Instabilities due to Electrostatic Tuning of Frequency-Split in Coriolis Vibratory Gyroscopes

In order to improve the angular rate sensitivity in Coriolis Vibratory Gyroscopes (CVG), an electrostatic frequency tuning mechanism is often used to reduce the split in the resonant frequency of gyroscopes. In this paper, the effect of the amplitude-frequency coupling, as a ramification of the electrostatic frequency tuning, on gyroscope operation in the open-loop angular rate mode is studied. We demonstrate that the amplitude-frequency coupling results in instability in the resonant frequency along the drive axis which degrades the noise performance of a CVG. We present a model that describes the non-linear dynamics of a gyroscope along the drive axis, including the amplitude-frequency coupling terms beyond the Duffing and quintic nonlinearity.
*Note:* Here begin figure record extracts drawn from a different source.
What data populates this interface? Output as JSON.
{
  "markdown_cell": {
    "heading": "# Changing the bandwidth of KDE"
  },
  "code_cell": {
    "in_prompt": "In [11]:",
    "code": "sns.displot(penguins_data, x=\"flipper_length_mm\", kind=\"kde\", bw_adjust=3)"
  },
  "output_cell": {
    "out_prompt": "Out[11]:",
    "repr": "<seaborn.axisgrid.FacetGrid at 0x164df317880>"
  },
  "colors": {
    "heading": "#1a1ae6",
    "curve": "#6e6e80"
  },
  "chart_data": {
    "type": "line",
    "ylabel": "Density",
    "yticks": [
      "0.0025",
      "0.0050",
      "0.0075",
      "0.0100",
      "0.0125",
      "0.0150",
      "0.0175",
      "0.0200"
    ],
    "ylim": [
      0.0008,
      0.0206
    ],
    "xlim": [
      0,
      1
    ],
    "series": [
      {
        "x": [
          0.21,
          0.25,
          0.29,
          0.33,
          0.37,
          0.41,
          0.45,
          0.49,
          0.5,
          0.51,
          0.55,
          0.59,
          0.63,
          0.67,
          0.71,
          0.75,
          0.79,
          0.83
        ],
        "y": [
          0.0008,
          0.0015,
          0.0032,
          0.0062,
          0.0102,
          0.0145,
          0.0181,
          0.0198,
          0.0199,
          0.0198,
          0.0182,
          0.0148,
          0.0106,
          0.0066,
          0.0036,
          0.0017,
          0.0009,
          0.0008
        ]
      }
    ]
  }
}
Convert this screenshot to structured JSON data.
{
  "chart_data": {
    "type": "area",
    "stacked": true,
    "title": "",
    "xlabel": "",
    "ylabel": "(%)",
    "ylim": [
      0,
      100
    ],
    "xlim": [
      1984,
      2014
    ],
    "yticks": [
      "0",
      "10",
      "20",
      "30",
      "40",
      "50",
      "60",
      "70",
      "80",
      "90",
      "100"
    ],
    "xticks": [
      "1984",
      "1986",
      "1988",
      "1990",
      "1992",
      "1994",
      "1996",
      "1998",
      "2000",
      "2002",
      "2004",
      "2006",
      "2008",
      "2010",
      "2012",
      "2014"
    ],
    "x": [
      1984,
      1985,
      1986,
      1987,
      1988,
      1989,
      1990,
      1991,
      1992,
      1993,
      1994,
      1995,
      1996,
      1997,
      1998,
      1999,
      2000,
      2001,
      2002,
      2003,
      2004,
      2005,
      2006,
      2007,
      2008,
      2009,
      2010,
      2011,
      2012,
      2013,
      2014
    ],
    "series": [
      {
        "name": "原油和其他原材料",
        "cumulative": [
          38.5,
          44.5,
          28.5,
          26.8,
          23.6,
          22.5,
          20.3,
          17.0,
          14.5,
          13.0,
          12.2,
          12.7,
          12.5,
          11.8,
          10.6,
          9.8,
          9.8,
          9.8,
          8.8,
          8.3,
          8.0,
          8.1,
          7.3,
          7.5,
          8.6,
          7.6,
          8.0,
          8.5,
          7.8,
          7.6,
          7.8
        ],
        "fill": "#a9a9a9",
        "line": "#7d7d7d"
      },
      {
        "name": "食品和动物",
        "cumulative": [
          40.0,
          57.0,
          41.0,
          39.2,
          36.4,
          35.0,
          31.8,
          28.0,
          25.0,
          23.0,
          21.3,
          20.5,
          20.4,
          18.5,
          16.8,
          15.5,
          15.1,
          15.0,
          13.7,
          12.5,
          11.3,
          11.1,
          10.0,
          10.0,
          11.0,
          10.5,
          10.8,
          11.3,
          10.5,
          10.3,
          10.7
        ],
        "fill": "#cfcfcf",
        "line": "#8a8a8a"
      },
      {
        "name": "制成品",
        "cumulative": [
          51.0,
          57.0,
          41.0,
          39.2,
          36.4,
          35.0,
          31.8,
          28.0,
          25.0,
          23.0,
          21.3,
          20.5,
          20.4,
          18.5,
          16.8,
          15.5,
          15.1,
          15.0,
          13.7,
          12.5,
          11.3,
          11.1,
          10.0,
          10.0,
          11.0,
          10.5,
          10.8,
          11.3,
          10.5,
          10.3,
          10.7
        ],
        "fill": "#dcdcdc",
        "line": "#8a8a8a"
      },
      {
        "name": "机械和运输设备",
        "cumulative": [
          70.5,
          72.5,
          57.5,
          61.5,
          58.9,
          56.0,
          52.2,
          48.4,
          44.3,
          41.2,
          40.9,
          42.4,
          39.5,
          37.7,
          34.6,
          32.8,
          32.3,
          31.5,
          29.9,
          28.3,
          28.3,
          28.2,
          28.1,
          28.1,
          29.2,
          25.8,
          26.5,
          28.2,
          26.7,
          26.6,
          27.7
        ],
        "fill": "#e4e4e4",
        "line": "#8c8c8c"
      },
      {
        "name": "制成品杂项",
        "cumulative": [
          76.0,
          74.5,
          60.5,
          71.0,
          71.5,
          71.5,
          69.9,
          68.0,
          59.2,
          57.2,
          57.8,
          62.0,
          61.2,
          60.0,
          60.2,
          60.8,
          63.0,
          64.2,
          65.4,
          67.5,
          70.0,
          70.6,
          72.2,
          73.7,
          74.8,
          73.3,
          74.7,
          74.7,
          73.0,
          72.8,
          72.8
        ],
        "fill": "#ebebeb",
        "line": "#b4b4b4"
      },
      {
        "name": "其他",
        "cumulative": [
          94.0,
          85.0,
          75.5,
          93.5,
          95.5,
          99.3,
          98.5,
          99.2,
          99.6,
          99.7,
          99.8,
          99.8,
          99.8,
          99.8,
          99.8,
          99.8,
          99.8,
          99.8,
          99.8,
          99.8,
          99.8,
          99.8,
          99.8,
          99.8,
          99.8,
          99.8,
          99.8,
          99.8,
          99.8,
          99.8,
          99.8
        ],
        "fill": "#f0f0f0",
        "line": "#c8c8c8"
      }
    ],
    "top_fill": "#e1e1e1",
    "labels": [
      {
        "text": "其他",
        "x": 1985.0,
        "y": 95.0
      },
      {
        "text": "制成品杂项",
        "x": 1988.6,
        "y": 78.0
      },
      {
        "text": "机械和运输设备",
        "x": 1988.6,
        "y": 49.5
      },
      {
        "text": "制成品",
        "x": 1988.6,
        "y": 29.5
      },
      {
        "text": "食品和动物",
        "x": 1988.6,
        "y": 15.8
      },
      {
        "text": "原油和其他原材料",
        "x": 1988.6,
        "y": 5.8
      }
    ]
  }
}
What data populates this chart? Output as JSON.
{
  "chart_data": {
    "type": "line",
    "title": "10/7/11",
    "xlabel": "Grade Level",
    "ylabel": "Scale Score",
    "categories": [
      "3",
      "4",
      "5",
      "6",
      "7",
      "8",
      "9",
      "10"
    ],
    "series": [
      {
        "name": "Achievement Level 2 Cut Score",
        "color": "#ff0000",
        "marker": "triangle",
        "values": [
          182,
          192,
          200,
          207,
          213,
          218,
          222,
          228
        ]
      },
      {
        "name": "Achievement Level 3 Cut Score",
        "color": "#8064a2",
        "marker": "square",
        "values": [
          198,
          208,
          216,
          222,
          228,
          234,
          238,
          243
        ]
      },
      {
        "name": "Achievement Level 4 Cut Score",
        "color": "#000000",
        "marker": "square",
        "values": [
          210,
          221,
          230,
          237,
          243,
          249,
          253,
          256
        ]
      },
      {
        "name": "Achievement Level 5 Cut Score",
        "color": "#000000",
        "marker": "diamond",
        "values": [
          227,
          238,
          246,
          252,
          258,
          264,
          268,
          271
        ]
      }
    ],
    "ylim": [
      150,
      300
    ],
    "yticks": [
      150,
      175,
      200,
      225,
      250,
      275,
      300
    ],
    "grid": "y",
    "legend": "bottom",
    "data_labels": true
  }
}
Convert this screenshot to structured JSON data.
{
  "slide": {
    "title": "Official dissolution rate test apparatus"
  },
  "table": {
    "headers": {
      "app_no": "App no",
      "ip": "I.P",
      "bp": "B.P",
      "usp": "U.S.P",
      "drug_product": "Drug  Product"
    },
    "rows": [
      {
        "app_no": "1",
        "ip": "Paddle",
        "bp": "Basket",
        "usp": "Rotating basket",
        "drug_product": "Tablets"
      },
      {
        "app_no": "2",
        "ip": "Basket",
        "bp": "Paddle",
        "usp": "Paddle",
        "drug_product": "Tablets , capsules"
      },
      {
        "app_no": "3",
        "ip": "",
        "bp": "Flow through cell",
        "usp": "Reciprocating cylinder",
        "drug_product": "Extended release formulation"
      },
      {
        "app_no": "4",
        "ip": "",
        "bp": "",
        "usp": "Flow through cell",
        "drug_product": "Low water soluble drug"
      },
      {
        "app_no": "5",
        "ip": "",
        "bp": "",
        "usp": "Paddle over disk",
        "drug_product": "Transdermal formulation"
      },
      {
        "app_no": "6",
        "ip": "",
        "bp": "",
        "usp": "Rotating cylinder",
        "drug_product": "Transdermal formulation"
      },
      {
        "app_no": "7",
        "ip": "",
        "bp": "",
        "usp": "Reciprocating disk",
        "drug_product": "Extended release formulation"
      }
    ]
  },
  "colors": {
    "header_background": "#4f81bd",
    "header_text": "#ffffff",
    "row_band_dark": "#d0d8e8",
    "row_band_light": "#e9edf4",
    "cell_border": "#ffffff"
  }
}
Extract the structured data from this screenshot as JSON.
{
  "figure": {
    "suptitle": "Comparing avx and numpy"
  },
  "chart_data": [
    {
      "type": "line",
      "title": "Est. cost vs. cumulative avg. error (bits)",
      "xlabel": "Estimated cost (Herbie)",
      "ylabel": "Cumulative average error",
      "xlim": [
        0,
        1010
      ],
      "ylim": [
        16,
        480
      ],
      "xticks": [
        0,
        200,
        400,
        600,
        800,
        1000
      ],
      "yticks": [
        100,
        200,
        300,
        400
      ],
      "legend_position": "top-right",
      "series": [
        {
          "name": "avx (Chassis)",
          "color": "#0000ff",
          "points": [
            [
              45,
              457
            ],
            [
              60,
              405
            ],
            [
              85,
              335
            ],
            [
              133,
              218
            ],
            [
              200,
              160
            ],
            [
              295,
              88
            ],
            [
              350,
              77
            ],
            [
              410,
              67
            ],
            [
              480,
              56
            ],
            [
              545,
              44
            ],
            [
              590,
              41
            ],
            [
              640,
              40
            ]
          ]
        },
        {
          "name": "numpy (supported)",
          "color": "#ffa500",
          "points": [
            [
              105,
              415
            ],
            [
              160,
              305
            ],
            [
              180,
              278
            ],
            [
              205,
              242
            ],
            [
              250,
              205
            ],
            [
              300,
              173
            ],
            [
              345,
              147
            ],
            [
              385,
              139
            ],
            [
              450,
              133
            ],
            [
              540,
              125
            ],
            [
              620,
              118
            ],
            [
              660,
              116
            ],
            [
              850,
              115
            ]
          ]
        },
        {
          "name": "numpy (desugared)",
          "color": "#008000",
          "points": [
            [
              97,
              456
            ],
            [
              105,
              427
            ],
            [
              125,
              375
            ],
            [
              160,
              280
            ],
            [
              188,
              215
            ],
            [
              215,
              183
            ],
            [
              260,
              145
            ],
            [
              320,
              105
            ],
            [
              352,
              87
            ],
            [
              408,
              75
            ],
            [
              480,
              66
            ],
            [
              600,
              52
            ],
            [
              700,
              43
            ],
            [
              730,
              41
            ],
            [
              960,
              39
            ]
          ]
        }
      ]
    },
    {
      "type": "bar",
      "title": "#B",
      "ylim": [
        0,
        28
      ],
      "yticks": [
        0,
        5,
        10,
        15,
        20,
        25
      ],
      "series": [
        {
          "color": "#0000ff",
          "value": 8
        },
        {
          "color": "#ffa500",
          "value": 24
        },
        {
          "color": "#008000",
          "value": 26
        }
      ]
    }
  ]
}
Analytical equations were derived to estimate the correlation between frequency noise and amplitude noise. The non-linear electrostatic spring stiffness and the frequency noise in a Dual Foucault Pendulum (DFP) gyroscope were characterized and a good agreement with the predictive analytical model was observed. Our study suggests that as the required tuning voltage for mode-matching is increased, the frequency stability in the gyroscope degrades and the quadrature noise limits the noise performance of the gyroscope. In the case of the DFP gyroscope, we demonstrated that a reduction of the drive amplitude, which reduces the amplitude-frequency coupling, resulted in a 3 times improvement in the Angle Random Walk (ARW) and Bias Instability (BI).